Character functions: CONCAT, SUBSTR, LENGTH, INSTR
Objective
Describe the use of the character functions CONCAT, SUBSTR, LENGTH, and INSTR.
Oracle Character Functions CONCAT, SUBSTR, LENGTH, INSTR
Four commonly used string functions are 1) concatenate, 2) substring, 3) length, and 4) instring.
CONCAT or ||:
The concatenation function uses different syntax for different programming languages and software. For Oracle, you have two choices:
Use two vertical bars (||) to connect the two columns you wish to combine. This is by far the most commonly used variation and you can easily concatenate three columns (or expressions or literal values) together by repeating the vertical bars.
Use the CONCAT(a,b) function. This function concatenates the first column with the second column. To add a third column, you must add another CONCAT(a,b) around the first one.
Here is an example (using the course project) of the first, most commonly used, form of concatenation:
SELECT CITY || ', ' || STATE || ' ' || ZIP
FROM CUSTOMER;
The results look like this:
CITY||','||STATE||''||ZIP
-----------------------------------
Omaha, NE 98765
Makena, HI 99800
Hollywood, CA 10293
Kihei, HI 39873
The Oracle `SUBSTR` function extracts a substring from a given string, starting at a specified position and extending for a given number of characters. The command provided:
SELECT SUBSTR('PANDABEAR', 3, 4) "Substring"
FROM DUAL;
breaks down as follows:
`'PANDABEAR'` is the string from which the substring is to be extracted.
`3` is the starting position, indicating that the extraction should begin from the third character of the string, which is `N`.
`4` specifies the length of the substring to be extracted, counting from the starting position.
Therefore, starting from the third character `N`, and extracting four characters from this point, yields `NDAB`.
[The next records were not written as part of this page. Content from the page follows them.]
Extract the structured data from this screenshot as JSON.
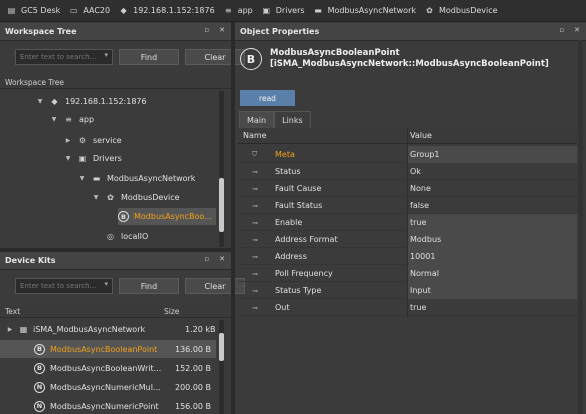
{
  "breadcrumb": [
    {
      "icon": "station-icon",
      "label": "GC5 Desk"
    },
    {
      "icon": "folder-icon",
      "label": "AAC20"
    },
    {
      "icon": "server-icon",
      "label": "192.168.1.152:1876"
    },
    {
      "icon": "app-icon",
      "label": "app"
    },
    {
      "icon": "drivers-icon",
      "label": "Drivers"
    },
    {
      "icon": "network-icon",
      "label": "ModbusAsyncNetwork"
    },
    {
      "icon": "device-icon",
      "label": "ModbusDevice"
    }
  ],
  "workspace": {
    "title": "Workspace Tree",
    "search_placeholder": "Enter text to search...",
    "find_label": "Find",
    "clear_label": "Clear",
    "subheader": "Workspace Tree",
    "nodes": [
      {
        "label": "192.168.1.152:1876",
        "icon": "server-icon"
      },
      {
        "label": "app",
        "icon": "app-icon"
      },
      {
        "label": "service",
        "icon": "gear-icon"
      },
      {
        "label": "Drivers",
        "icon": "drivers-icon"
      },
      {
        "label": "ModbusAsyncNetwork",
        "icon": "network-icon"
      },
      {
        "label": "ModbusDevice",
        "icon": "device-icon"
      },
      {
        "label": "ModbusAsyncBoo...",
        "icon": "boolean-point-icon"
      },
      {
        "label": "localIO",
        "icon": "localio-icon"
      }
    ]
  },
  "kits": {
    "title": "Device Kits",
    "search_placeholder": "Enter text to search...",
    "find_label": "Find",
    "clear_label": "Clear",
    "col_text": "Text",
    "col_size": "Size",
    "rows": [
      {
        "label": "iSMA_ModbusAsyncNetwork",
        "size": "1.20 kB",
        "badge": ""
      },
      {
        "label": "ModbusAsyncBooleanPoint",
        "size": "136.00 B",
        "badge": "B"
      },
      {
        "label": "ModbusAsyncBooleanWrit...",
        "size": "152.00 B",
        "badge": "B"
      },
      {
        "label": "ModbusAsyncNumericMul...",
        "size": "200.00 B",
        "badge": "N"
      },
      {
        "label": "ModbusAsyncNumericPoint",
        "size": "156.00 B",
        "badge": "N"
      }
    ]
  },
  "object": {
    "panel_title": "Object Properties",
    "badge": "B",
    "name": "ModbusAsyncBooleanPoint",
    "type": "[iSMA_ModbusAsyncNetwork::ModbusAsyncBooleanPoint]",
    "read_label": "read",
    "tabs": [
      "Main",
      "Links"
    ],
    "col_name": "Name",
    "col_value": "Value",
    "properties": [
      {
        "name": "Meta",
        "value": "Group1"
      },
      {
        "name": "Status",
        "value": "Ok"
      },
      {
        "name": "Fault Cause",
        "value": "None"
      },
      {
        "name": "Fault Status",
        "value": "false"
      },
      {
        "name": "Enable",
        "value": "true"
      },
      {
        "name": "Address Format",
        "value": "Modbus"
      },
      {
        "name": "Address",
        "value": "10001"
      },
      {
        "name": "Poll Frequency",
        "value": "Normal"
      },
      {
        "name": "Status Type",
        "value": "Input"
      },
      {
        "name": "Out",
        "value": "true"
      }
    ]
  },
  "colors": {
    "accent": "#f0a11a",
    "read_button": "#5a7fa8",
    "background": "#3b3b3b"
  }
}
The output of the provided SQL command will be a single column with the header "Substring" and a single row containing the substring `NDAB`:
Substring
---------
NDAB
Oracle LENGTH: This simple function tells you the length (in number of characters) of the data in a column, expression, or literal. In the case of VARCHAR2 datatype columns, the defined length of the column is often higher than the actual data stored in each row's column. Use the Oracle length function to count the characters. If a field contains no data (is null) then its length is null.
The Oracle `INSTR` function is a string function used to determine the location of a substring within a string. It returns the position of the specified substring within a larger string, starting from a given position. The function is useful for parsing strings and for situations where you need to know the presence and specific location of a substring within a string.
Syntax The basic syntax of the `INSTR` function is:
`substring` is the sequence of characters to search for within the source string.
`start_position` is an optional argument specifying where in the string to start the search. If this is omitted, the default is 1, meaning the search starts at the beginning of the string.
`occurrence` is an optional argument that specifies which occurrence of the substring to search for. The default is 1, meaning the function will find the first occurrence of the substring.
Example Consider the following example:
SELECT INSTR('HELLO WORLD', 'WOR') AS Position
FROM DUAL;
In this example, the `INSTR` function searches for the substring `'WOR'` within the string `'HELLO WORLD'`. Since the search starts at the beginning of the string by default and we are looking for the first occurrence also by default, the function will return the position at which the substring `'WOR'` begins.
Explanation
In the string `'HELLO WORLD'`, the substring `'WOR'` starts at position 7. Therefore, the output of the example query will be:
Position
--------
7
This indicates that the substring `'WOR'` was found starting at the 7th character of the string `'HELLO WORLD'`.The `INSTR` function is particularly powerful in data manipulation and analysis tasks, where locating the position of specific patterns within strings is necessary, such as in data cleaning, extraction of specific data segments, or when processing log files and textual data.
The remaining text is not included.